In [1]:
import os
os.environ["CUDA_VISIBLE_DEVICES"] = "0,1,2,3"
import time
import random
import glob
from PIL import Image
import warnings
warnings.filterwarnings('ignore')

import numpy as np
import matplotlib.pyplot as plt
import matplotlib.patches as patches
import torch
import torch.nn as nn
import torch.nn.functional as F
import torch.distributed as dist
from torch.utils.data import Dataset, DataLoader, DistributedSampler
from torch.multiprocessing.spawn import spawn
from torchvision.models.detection import ssd300_vgg16
from torchvision.datasets import VOCSegmentation
from torchvision.io import read_image
from torchvision.transforms import v2
from gensim.models import KeyedVectors

In [3]:
model_path = './GoogleNews-vectors-negative300.bin'
wv = KeyedVectors.load_word2vec_format(model_path, binary=True)

In [5]:
stoi = wv.key_to_index         # word → idx
itos = wv.index_to_key        # idx → word

embeddings = torch.from_numpy(wv.vectors)  
emb_norm = F.normalize(embeddings,    dim=1)   

def vec(word):
    """単語ベクトル(torch.Tensor[300]）を返す"""
    idx = stoi.get(word)
    if idx is None:
        raise KeyError(f"単語 '{word}' が語彙にありません")
    return embeddings[idx]

In [20]:
target = vec('hotdog') -  vec('bread')
target_norm = F.normalize(target.unsqueeze(0), dim=1) 

sim = torch.mm(emb_norm, target_norm.t()).squeeze(1)  

topk = 10
values, indices = torch.topk(sim, k=topk)

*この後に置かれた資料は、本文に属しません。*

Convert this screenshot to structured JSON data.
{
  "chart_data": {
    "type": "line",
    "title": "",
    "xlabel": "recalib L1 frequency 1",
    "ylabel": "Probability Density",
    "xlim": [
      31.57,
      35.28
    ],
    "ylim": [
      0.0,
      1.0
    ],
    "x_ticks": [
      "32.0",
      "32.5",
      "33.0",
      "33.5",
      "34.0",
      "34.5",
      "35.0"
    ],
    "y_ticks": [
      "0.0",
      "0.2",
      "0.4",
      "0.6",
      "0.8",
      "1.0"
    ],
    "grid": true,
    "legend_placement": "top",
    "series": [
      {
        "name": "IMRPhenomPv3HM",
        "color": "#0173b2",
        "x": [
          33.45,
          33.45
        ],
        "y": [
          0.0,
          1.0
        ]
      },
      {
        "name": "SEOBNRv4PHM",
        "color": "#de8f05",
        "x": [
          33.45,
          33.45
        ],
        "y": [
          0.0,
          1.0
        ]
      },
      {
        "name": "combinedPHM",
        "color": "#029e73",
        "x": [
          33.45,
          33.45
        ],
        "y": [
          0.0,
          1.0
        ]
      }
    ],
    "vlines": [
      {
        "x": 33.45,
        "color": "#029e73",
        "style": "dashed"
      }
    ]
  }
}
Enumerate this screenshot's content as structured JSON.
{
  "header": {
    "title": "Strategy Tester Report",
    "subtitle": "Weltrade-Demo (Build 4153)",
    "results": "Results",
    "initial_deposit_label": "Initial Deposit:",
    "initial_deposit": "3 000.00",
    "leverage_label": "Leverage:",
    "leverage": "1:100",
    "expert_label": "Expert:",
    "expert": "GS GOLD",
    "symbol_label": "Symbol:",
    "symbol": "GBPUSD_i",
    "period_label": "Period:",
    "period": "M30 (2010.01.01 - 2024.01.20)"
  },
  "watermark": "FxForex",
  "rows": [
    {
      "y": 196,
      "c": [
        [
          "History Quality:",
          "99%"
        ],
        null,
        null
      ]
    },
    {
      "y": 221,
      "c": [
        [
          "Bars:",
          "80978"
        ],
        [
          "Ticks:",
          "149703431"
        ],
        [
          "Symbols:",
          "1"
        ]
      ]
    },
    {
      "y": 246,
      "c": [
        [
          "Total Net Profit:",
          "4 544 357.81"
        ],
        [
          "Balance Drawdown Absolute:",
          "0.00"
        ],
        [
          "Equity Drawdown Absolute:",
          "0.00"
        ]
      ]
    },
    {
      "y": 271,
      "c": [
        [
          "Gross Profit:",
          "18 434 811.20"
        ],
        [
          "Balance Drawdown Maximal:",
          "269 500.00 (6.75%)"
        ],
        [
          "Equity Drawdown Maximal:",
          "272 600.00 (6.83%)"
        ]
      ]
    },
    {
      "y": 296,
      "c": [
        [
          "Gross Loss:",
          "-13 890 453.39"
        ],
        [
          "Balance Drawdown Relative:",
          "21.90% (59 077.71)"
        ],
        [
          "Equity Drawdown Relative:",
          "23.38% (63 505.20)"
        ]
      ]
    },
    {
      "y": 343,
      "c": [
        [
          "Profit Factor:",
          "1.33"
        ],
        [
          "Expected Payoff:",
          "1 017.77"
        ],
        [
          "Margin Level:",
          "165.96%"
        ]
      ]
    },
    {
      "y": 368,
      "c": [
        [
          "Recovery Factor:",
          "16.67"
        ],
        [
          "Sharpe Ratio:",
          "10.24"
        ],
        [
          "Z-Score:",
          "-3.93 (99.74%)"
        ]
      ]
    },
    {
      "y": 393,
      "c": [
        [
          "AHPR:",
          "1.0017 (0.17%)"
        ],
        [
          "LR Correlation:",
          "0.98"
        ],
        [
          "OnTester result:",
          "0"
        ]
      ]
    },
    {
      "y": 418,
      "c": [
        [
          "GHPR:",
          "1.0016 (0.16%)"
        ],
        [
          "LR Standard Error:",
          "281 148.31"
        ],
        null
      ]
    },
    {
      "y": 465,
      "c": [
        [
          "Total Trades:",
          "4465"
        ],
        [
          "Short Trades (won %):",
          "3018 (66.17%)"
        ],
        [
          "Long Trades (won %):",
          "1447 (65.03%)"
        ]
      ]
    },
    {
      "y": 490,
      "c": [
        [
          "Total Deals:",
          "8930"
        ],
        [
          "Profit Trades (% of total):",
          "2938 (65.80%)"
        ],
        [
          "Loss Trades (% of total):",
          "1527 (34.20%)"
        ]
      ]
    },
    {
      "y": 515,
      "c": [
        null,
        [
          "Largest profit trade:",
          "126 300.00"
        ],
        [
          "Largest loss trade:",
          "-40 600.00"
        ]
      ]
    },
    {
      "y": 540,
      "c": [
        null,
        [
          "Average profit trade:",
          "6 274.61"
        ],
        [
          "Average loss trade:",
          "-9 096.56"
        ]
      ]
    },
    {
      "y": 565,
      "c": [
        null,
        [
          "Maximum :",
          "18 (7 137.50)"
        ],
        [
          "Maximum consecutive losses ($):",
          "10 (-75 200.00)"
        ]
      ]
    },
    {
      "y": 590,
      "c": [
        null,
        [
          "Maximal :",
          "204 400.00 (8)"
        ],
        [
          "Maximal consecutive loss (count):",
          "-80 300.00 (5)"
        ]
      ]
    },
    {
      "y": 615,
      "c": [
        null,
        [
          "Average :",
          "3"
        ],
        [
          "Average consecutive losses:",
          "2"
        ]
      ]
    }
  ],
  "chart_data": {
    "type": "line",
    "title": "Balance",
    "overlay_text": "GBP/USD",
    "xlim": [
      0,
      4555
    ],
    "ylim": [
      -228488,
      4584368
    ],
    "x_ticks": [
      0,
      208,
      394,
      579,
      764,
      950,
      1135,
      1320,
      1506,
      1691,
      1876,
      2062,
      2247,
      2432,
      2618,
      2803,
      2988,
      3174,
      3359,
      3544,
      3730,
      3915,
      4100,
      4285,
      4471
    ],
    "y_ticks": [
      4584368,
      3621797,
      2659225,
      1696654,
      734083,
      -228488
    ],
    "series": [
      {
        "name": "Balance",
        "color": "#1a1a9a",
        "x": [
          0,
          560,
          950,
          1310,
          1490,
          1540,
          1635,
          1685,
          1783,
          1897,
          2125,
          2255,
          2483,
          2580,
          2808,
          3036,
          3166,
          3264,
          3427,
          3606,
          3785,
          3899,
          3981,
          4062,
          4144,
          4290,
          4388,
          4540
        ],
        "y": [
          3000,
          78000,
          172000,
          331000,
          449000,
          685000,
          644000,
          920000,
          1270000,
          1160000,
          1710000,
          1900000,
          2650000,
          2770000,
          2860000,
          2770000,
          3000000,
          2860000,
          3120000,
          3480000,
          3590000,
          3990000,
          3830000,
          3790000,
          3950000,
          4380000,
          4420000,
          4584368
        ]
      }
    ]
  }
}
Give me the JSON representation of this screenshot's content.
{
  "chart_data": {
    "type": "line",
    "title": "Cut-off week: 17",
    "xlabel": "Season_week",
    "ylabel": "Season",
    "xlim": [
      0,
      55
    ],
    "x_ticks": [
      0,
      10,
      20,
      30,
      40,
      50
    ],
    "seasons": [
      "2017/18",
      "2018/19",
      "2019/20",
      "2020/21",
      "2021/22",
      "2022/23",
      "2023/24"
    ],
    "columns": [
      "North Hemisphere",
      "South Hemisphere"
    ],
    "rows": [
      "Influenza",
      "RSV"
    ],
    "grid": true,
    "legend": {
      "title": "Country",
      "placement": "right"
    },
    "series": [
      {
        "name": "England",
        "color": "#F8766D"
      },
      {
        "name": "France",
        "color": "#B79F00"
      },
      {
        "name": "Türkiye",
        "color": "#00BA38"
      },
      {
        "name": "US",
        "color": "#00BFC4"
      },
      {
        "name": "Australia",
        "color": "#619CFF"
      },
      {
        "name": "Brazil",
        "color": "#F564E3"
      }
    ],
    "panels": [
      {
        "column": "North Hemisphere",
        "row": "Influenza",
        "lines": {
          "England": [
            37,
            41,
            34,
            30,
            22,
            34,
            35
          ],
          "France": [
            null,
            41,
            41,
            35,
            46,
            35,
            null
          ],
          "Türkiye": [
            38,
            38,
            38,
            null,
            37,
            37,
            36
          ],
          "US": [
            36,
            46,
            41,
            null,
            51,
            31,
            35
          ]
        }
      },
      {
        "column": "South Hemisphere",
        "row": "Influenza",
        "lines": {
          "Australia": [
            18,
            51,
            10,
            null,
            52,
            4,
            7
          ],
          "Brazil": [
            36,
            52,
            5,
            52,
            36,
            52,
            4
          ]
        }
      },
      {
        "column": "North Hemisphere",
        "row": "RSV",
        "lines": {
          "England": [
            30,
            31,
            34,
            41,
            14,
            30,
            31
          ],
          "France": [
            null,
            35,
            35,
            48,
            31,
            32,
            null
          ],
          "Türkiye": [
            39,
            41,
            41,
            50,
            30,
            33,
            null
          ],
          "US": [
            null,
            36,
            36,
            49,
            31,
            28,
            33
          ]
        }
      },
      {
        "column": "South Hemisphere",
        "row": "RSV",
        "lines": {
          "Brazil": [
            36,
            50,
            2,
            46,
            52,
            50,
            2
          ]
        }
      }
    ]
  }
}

print("----- hotdog - bread の類似語 -----")
for score, idx in zip(values, indices):
    print(f"{itos[idx]}: {score:.4f}")

----- hotdog - bread の類似語 -----
hotdog: 0.6288
hotdogs: 0.3477
Hard_Rock_Café: 0.3347
Bowzer: 0.3280
Universal_CityWalk: 0.3232
Zooperstars: 0.3146
Hooters: 0.3116
Rollergirl: 0.3109
beer_bong: 0.3107
Sneaky_Pete: 0.3078